Our unified architecture is extremely fast. Our base YOLO model processes images in real-time at 45 frames per second. A smaller version of the network, Fast YOLO, processes an astounding 155 frames per second while still achieving double the mAP of other real-time detectors. Compared to state-of-the-art detection systems, YOLO makes more localization errors but is less likely to predict false positives on background. Finally, YOLO learns very general representations of objects. It outperforms other detection methods, including DPM and R-CNN, when generalizing from natural images to other domains like artwork.

我们提出了YOLO，检测目标的新方法。使用分类器重新检测之前的目标检测工作。相反，我们认为目标检测是一个回归问题，即空间分离的边界框和相关类别概率。一个单一的神经网络在一次评估中直接从完整的图像中预测出边界框和类别概率。由于整个检测管道是一个单一的网络，它可以直接优化端到端的检测性能。

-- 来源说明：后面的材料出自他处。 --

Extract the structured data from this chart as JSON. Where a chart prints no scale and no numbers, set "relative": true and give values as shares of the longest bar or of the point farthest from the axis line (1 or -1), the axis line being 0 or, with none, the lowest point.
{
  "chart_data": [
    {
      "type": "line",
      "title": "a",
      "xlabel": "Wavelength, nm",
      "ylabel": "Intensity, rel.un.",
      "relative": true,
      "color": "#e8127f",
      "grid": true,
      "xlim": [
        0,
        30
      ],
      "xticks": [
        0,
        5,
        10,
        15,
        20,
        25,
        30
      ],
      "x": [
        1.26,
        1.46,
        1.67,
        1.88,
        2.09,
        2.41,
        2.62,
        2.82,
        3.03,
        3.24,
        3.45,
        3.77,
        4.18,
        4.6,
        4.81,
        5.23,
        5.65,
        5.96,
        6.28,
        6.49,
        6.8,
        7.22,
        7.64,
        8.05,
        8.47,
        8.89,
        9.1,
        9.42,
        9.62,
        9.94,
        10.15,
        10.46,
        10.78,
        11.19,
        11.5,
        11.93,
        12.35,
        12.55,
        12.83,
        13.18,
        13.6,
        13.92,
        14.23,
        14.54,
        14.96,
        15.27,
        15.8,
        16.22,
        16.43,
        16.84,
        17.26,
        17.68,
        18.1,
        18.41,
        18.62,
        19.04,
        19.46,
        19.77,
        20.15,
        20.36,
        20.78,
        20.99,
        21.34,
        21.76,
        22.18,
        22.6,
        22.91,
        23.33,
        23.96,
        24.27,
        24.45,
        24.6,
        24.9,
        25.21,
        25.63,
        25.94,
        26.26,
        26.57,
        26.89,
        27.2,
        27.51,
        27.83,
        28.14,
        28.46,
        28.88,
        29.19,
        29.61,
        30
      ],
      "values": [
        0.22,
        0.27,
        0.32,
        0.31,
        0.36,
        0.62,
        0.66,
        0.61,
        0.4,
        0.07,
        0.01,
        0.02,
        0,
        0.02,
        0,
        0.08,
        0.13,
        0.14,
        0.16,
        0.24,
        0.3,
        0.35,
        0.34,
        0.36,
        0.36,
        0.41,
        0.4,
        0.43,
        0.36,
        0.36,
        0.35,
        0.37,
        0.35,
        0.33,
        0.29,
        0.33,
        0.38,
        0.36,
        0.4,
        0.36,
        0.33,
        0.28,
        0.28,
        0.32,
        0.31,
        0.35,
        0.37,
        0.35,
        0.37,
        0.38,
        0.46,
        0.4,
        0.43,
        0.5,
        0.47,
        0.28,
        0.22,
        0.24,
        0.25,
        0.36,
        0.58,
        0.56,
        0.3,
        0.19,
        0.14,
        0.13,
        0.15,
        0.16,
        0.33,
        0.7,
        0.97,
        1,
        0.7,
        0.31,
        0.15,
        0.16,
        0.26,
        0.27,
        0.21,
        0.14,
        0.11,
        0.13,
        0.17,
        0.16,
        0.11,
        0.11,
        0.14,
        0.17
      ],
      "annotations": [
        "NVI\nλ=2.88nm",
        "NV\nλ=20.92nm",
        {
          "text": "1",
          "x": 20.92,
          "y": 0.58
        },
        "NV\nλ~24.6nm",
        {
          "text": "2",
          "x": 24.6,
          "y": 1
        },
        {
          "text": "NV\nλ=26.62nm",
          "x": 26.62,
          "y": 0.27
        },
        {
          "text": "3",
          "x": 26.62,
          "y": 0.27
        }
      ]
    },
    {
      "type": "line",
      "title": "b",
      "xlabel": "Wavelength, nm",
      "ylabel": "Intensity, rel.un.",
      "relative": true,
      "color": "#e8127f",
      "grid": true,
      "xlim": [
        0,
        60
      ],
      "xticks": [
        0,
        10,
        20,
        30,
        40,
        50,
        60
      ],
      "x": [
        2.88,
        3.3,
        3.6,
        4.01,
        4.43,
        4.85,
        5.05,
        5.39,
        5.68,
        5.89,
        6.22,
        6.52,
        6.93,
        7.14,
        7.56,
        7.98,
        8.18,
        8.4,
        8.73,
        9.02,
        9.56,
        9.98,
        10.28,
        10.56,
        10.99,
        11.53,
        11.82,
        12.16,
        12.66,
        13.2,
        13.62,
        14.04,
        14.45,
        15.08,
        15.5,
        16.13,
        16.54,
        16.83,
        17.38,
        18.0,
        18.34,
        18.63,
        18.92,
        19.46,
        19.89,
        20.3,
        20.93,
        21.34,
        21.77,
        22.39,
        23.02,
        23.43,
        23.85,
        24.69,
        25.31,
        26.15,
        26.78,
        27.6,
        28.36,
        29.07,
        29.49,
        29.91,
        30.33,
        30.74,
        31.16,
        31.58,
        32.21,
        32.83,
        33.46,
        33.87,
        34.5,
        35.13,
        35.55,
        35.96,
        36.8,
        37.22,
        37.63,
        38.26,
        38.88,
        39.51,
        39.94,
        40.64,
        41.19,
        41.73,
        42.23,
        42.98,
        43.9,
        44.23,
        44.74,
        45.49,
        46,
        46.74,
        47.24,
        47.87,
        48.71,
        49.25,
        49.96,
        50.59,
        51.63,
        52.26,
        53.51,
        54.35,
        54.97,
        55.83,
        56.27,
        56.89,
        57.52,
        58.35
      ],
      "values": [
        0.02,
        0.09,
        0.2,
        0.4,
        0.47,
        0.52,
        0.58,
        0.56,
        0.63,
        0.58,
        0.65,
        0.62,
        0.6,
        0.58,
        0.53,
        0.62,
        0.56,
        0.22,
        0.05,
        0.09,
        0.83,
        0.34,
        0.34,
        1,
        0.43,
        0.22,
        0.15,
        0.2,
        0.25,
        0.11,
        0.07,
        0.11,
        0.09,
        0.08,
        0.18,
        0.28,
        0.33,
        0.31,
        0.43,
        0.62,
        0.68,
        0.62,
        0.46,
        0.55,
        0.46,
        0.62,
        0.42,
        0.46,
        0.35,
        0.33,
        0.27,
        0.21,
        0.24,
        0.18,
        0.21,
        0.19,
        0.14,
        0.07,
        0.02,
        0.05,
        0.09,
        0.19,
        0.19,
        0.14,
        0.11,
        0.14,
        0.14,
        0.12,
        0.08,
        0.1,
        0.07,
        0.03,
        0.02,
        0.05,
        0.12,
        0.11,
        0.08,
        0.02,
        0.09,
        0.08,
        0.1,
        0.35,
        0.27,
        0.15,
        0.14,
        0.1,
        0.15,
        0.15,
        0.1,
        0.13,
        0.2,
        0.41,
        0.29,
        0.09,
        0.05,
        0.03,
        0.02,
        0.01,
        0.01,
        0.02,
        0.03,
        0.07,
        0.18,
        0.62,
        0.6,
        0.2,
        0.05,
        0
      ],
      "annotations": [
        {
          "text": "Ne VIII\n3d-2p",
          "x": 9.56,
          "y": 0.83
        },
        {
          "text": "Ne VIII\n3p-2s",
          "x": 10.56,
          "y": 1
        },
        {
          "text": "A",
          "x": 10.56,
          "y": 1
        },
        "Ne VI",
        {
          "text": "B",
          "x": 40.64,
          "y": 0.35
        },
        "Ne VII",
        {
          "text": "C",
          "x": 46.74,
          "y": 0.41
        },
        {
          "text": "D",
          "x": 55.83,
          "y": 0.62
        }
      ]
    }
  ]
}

我们的统一结构非常快。我们的基本YOLO模型以每秒45帧的速度实时处理图像。网络的一个小版本，即Fast YOLO，处理速度达到每秒惊人的155帧，同时其他实时检测器的两倍mAP。与最先进的检测系统相比，YOLO定位错误较多，但在背景上预测假阳性的可能性较小。最后，YOLO学习了非常常见的目标表征。当它从自然图像泛化到艺术等其他领域时，它优于其他检测方法，包括DPM和R-CNN。

1. Introduction

1. 引言

Humans glance at an image and instantly know what objects are in the image, where they are, and how they interact. The human visual system is fast and accurate, allowing us to perform complex tasks like driving with little conscious thought. Fast, accurate algorithms for object detection would allow computers to drive cars without specialized sensors, enable assistive devices to convey real-time scene information to human users, and unlock the potential for general purpose, responsive robotic systems.

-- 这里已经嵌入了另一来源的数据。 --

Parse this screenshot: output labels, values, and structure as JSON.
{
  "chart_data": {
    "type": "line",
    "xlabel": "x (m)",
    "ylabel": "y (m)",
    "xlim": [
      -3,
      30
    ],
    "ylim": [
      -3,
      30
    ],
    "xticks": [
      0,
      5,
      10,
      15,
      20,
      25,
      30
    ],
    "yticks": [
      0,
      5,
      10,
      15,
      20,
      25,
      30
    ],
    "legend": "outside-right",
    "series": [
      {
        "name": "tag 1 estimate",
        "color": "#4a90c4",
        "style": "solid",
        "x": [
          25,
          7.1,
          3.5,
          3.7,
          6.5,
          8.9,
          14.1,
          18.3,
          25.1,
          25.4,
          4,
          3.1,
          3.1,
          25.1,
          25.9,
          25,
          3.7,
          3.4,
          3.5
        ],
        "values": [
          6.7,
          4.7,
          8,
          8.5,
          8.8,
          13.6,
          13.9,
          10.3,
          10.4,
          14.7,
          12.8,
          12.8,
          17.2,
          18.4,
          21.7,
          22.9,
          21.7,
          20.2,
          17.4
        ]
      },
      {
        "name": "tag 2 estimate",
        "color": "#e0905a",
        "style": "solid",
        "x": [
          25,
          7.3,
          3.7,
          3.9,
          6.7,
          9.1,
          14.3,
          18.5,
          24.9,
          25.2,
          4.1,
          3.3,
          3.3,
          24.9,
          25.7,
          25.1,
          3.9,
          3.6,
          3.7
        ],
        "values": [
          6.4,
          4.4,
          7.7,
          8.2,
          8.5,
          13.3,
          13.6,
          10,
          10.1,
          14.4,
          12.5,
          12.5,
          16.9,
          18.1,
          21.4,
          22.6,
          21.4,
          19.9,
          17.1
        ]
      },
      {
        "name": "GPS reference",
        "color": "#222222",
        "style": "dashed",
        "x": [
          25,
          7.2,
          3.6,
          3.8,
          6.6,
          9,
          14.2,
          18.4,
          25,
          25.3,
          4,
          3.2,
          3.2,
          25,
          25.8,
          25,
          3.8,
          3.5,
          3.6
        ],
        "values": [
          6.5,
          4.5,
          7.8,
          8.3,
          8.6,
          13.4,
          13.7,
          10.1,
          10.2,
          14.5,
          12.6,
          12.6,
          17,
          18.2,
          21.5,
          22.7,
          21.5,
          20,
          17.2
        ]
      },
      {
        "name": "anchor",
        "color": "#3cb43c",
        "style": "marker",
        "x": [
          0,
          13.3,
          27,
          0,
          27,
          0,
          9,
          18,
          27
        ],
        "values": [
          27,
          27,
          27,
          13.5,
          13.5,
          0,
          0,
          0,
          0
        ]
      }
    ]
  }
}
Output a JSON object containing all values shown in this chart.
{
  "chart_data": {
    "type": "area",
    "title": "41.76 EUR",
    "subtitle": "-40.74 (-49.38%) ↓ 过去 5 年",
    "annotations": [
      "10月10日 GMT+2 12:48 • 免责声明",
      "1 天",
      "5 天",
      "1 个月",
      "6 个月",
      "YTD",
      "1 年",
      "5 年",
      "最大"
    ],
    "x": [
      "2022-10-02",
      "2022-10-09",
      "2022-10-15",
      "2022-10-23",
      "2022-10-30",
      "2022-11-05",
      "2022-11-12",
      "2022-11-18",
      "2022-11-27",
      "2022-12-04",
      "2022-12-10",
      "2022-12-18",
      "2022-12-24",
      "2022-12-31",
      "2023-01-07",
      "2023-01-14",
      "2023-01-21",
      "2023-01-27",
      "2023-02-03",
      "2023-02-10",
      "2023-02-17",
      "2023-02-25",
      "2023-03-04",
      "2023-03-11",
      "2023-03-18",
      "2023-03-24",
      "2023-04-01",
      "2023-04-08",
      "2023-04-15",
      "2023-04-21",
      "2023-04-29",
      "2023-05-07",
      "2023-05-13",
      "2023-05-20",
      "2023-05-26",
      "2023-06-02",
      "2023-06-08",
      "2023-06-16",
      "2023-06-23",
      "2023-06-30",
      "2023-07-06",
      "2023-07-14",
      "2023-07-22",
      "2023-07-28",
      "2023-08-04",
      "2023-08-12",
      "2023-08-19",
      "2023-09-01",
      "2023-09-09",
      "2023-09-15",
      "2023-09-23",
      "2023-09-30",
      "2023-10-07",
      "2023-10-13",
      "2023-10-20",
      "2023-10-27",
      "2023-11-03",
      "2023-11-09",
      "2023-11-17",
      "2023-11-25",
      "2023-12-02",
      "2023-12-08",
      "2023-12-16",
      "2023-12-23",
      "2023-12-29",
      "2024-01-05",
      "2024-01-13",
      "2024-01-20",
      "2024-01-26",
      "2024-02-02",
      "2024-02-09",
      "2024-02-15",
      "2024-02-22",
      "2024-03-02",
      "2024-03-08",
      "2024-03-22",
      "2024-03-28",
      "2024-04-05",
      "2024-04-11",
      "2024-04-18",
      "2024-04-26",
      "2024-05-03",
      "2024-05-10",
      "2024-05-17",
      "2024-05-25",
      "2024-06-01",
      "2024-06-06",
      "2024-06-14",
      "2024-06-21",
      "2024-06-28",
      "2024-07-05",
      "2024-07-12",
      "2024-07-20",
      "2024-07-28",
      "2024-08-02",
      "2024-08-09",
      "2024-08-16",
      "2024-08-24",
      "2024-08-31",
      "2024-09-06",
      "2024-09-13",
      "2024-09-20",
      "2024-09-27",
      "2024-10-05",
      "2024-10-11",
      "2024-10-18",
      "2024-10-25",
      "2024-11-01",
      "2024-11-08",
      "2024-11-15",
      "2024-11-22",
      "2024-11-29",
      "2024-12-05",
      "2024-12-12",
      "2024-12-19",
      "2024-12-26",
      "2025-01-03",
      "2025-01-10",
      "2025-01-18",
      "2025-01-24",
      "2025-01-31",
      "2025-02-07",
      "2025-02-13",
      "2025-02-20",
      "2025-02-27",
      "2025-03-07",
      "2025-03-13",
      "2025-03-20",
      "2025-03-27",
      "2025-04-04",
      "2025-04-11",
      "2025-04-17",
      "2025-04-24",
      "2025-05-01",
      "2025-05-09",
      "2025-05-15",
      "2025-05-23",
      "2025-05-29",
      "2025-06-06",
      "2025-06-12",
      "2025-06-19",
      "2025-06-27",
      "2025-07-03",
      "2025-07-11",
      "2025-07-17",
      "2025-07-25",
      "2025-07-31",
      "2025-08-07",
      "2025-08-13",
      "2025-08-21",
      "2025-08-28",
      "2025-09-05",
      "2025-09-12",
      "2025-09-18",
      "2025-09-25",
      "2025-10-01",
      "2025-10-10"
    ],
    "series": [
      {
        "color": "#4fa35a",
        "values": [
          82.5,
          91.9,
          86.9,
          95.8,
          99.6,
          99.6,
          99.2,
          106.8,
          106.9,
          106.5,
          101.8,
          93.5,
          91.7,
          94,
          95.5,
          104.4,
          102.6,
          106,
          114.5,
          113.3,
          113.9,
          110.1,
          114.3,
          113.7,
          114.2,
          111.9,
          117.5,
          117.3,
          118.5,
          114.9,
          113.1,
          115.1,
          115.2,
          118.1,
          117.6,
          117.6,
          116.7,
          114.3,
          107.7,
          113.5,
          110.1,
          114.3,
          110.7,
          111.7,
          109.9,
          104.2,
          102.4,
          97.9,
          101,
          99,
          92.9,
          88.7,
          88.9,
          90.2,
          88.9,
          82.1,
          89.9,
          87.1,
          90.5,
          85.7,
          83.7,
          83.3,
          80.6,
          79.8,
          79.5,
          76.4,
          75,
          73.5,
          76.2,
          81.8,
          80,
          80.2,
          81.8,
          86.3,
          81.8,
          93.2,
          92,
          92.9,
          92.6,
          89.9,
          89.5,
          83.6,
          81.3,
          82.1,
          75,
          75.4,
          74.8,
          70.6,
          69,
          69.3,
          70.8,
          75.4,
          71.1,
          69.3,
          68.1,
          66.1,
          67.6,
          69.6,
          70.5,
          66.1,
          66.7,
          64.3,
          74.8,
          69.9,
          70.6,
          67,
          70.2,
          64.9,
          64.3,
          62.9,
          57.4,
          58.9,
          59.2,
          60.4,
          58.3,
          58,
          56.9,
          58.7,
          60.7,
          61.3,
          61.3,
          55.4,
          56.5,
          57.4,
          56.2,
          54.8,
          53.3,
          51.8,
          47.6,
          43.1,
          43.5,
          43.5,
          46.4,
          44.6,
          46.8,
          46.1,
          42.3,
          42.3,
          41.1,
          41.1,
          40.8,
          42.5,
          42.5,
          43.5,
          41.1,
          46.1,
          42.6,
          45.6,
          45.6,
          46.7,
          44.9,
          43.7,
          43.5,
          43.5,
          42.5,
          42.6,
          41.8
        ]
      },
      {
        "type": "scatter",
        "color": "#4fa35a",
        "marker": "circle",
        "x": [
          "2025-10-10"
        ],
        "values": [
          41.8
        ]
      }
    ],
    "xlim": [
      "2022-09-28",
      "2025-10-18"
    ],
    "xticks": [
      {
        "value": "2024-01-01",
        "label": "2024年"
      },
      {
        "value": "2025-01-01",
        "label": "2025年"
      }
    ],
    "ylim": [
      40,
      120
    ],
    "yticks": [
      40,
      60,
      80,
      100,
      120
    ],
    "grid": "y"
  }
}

Current detection systems repurpose classifiers to perform detection. To detect an object, these systems take a classifier for that object and evaluate it at various locations and scales in a test image. Systems like deformable parts models (DPM) use a sliding window approach where the classifier is run at evenly spaced locations over the entire image [10].

当人类看图像时，他们可以立即知道图像中的物体是什么，它们在哪里，它们如何互动。人类的视觉系统快速准确，使我们能够在几乎无意识的情况下完成复杂的任务，如驾驶。快速准确的目标检测算法将使计算机能够在没有特殊传感器的情况下驾驶汽车，使辅助设备能够向人类用户传达实时场景信息，并释放一般反应灵敏的机器人系统的潜力。

目前的检测系统重新使用分类器进行检测。为了检测目标，该系统使用目标分类器，并评估测试图像的不同位置和比例。像可变部件模型一样（DPM）该系统采用滑动窗法，在整个图像上均匀间隔运行分类器[10]。

More recent approaches like R-CNN use region proposal methods to first generate potential bounding boxes in an image and then run a classifier on these proposed boxes. After classification, post-processing is used to refine the bounding boxes, eliminate duplicate detections, and rescore the boxes based on other objects in the scene [13]. These complex pipelines are slow and hard to optimize because each individual component must be trained separately.

We reframe object detection as a single regression problem, straight from image pixels to bounding box coordinates and class probabilities. Using our system, you only look once (YOLO) at an image to predict what objects are present and where they are.

最近的方法如R-CNN使用区域推荐方法，首先在图像中生成潜在的边界框，然后在这些推荐的框上操作分类器。分类后，后处理用于细化边界框，消除重复检测，并根据场景中的其他目标重新评分[13]。由于每个单独的组件都必须单独训练，因此这些复杂的管道非常缓慢且难以优化。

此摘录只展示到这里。